The new Progressive Book Club started operations on Monday, luring prospective members with an initial offer of three left-of-center books for just $1.
Formed to imitate the highly-successful Conservative Book Club, the left-wing group will offer books chosen by a panel that includes novelists Michael Chabon, Erica Jong and Barbara Kingsolver and activists-cum-journalists like Todd Gitlin and the Nation's Katrina vanden Heuvel. (Like any good information-age startup, it will likewise offer a social-networking component.) Whether it will succeed in an age when most book clubs -- the conservative one included -- are stagnating or taking losses is one question. Whether it will be good for liberals is another.
The announcement prompted David Rosenthal, the publisher of Simon and Schuster, to crack: "One might say the entire book industry is largely a progressive book group." It's a line that hints at both the promise and the peril that ventures like this one hold out for the American Left.
For a long time, liberals have enjoyed the advantages that flow from dominating the commanding heights of culture, and the disadvantages as well. On the one hand, the near-universal dominance of left-of-center ideas in the publishing houses and TV networks, universities and Hollywood studios has given liberals tremendous power to set the terms of national debate. On the other, the establishmentarian spirit that comes with this sort of dominance has tended to breed cocooning, sclerosis, and the inability of many liberals to take their own side in an argument, which has often left them at the mercy of the tight-knit and pugilistic insurgents of the modern Right.

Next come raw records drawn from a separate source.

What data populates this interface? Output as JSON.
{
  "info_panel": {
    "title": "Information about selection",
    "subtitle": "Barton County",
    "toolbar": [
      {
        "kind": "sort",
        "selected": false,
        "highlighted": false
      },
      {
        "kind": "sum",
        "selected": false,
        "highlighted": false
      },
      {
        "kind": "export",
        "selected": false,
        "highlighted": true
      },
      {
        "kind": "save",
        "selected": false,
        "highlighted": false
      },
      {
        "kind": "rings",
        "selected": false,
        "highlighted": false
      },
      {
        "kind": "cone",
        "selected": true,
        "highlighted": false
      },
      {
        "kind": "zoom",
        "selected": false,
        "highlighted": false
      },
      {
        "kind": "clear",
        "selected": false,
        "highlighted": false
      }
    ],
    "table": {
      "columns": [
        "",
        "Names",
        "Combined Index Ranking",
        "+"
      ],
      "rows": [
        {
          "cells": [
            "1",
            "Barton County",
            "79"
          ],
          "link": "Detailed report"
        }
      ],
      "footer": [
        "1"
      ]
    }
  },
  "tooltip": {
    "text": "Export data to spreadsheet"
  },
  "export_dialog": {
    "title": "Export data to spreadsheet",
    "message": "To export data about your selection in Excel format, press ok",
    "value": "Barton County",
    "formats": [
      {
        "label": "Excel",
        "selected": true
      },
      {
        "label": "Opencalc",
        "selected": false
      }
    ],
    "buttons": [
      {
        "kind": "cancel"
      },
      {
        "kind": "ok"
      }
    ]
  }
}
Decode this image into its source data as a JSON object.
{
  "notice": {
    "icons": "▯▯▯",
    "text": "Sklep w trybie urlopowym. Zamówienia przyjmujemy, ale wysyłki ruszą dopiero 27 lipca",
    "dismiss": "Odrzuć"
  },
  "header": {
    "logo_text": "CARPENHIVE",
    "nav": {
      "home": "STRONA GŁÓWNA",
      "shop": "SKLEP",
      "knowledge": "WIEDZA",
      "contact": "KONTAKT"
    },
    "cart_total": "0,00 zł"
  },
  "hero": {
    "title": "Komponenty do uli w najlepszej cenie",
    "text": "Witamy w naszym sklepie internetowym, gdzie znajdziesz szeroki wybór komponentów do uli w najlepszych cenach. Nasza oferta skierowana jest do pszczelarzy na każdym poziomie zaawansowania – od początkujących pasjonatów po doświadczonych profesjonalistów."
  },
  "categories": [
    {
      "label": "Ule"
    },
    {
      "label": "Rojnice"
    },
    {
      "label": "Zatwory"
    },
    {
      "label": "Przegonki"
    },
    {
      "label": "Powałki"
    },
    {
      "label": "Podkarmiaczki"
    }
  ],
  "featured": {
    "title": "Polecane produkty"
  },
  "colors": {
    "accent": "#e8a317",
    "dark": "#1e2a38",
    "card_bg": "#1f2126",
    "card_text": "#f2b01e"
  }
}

Enter the Bush-era progressive movement, which has set out to copy the tactics and institutions that paved conservatism's road out of the political wilderness -- the think tanks and political action committees, the media watchdog groups and talk radio shows, and yes, now a book club. This insurgent mentality holds out the promise that the liberalism of the future might have the best of both words: The power of an unchallenged establishment and the spirit of an embattled movement. But it holds out a danger as well: Namely, that left-wing activists might be copying conservatism just as it has entered its decadent phase, and they'll be stuck with a host of hyper-partisan, echo-chambering institutions that eventually leave them more cocooned and out-of-touch than ever.